When she was 19 years old, she worked as an au pair for one year in Denmark. She had plans to go to acting school there when she was not working, but found she was too busy. "I became the mom of the household. It was a 5 person family. In the mornings I made breakfast for everybody and then cooked, did the laundry, cleaned, did the grocery shopping, and dropped the kids off, and picked them up later. If I spent more time with the kids than on the chores the lady of the house got upset. After six months I asked myself what I was still doing there and quit. I hurried home and to college".

== Career ==
Nína graduated from the acting department of the Iceland Academy of the Arts in 2001. In her class were fellow actors Björn Hlynur Haraldsson and Víkingur Kristjánsson, who she had met in the Vesturport theatre group.

She starred in many plays before taking to films, including Faust (Vesturport, Reykjavík City Theatre), Woyzeck (Vesturport, Barbican, Reykjavík City Theatre), Surf and Rambo 7 (The National Theatre of Iceland), Romeo and Juliet (Vesturport, The Young Vic, Playhouse, Reykjavík City Theatre), and Like Water for Chocolate (Reykjavík City Theatre).

She was chosen as one of the "Shooting Stars" at the Berlin International Film Festival in 2003.

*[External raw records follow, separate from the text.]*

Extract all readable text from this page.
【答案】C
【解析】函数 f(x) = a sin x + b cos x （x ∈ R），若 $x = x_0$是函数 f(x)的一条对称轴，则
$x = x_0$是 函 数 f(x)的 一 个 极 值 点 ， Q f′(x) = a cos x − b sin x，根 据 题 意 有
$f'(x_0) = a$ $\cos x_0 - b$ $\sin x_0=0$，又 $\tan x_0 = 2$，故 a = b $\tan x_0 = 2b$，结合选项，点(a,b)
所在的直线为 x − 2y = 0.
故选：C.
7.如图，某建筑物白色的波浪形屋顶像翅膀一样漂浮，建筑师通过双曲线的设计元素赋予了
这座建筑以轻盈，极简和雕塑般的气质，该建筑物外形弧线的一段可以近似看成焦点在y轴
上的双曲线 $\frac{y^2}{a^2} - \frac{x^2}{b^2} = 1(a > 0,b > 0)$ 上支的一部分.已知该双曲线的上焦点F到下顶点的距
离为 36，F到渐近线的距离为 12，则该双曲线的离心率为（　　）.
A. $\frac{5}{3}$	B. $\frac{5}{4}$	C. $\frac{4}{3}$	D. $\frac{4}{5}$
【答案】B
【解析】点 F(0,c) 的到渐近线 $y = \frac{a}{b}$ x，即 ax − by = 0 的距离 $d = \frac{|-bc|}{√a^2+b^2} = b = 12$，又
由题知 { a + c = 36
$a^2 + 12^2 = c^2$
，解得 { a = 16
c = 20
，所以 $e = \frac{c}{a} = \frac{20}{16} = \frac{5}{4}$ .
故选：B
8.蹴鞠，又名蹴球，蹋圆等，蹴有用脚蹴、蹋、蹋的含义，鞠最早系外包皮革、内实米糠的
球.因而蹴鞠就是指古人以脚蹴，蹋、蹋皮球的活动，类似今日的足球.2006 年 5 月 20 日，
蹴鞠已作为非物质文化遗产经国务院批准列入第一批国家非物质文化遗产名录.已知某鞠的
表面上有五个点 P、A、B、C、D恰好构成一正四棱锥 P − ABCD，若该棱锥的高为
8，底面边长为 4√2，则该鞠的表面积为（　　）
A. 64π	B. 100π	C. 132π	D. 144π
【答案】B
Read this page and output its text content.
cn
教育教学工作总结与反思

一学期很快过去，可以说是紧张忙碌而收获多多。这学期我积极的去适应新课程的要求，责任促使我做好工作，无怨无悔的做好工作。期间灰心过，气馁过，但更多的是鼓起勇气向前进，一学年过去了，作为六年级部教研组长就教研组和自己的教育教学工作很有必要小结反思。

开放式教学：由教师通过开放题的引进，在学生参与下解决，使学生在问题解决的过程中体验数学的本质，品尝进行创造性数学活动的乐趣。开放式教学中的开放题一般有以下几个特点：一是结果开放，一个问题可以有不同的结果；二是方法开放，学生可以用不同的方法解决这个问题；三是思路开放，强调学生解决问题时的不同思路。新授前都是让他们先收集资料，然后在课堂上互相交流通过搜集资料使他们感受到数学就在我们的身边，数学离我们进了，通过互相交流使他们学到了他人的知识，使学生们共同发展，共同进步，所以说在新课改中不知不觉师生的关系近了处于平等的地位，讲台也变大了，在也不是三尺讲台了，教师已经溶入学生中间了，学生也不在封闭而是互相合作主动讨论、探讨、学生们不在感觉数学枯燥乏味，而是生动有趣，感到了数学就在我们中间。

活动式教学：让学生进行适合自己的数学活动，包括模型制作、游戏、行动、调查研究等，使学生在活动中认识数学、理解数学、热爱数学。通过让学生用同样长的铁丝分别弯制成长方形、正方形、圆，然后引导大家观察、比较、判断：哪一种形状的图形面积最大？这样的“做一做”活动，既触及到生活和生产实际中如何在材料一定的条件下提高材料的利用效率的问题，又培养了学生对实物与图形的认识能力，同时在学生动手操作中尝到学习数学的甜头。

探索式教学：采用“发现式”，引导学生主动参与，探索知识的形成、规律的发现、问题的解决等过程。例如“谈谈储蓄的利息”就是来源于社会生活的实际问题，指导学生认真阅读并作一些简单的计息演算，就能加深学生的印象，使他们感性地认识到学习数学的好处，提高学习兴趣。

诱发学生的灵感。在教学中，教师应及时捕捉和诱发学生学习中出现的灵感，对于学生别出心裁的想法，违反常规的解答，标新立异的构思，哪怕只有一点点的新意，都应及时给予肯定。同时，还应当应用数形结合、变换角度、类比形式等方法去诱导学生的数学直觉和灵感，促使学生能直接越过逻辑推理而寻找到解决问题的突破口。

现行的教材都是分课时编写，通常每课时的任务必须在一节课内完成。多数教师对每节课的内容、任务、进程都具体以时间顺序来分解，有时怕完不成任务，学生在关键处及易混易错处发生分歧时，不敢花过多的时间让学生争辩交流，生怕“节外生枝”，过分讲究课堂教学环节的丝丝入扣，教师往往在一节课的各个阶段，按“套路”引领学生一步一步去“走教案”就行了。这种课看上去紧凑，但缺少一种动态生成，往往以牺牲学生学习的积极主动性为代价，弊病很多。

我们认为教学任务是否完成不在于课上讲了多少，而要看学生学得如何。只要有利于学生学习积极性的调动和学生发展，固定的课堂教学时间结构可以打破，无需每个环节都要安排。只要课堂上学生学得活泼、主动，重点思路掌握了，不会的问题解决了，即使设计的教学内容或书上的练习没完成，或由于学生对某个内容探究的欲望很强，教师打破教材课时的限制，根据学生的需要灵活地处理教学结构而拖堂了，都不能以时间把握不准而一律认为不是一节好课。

In 2021, she appeared as Harpa in the Icelandic hit drama mini-series Blackport.

In 2023, she was awarded the Order of the Falcon for her contributions to drama and television.

== Filmography ==

| Year | Title | Role | Notes |
| 2001 | Dramarama | Auður |  |
| 2002 | The Sea | María |  |
| Stella í Framboði | Hrafnhildur |  |
| 2005 | The Girl in the Café | Assistant Receptionist |  |
| 2006 | Children | Karítas |  |
| 2007 | Parents | Nurse |  |
| Astrópía | Voice | Cowboy Scene |
| Áramótaskaup 2007 | various roles |  |
| 2008 | Country Wedding | Lára |  |
| 2010 | Kóngavegur | Rósa |  |
| Undercurrent | Drífa |  |
| 2011 | Heimsendir | Sólveig | TV-series |
| 2015 | Réttur | Soffía | TV-series |
| Grafir & Bein | Sonja |  |
| 2015–2016 | Trapped | Agnes | TV-series |
| 2016 | Heartstone | Hulda |  |
| 2020 | The Valhalla Murders | Kata | TV-series |
| 2021–2022 | Blackport | Harpa | TV-series |
| 2023 | Wild Game |  |  |

== Personal life ==
Nína was a stepsister to musician Sigurjón Brink. They were very close and she saw him as her real brother. She is also godmother to his daughter Kristín María Brink.

She has a daughter (born 2006) and a son (born 2011) with her partner, actor and producer Gísli Örn Garðarsson.

In a 2010 interview, she stated that her favourite city was London and her favourite mobile app was yr.no.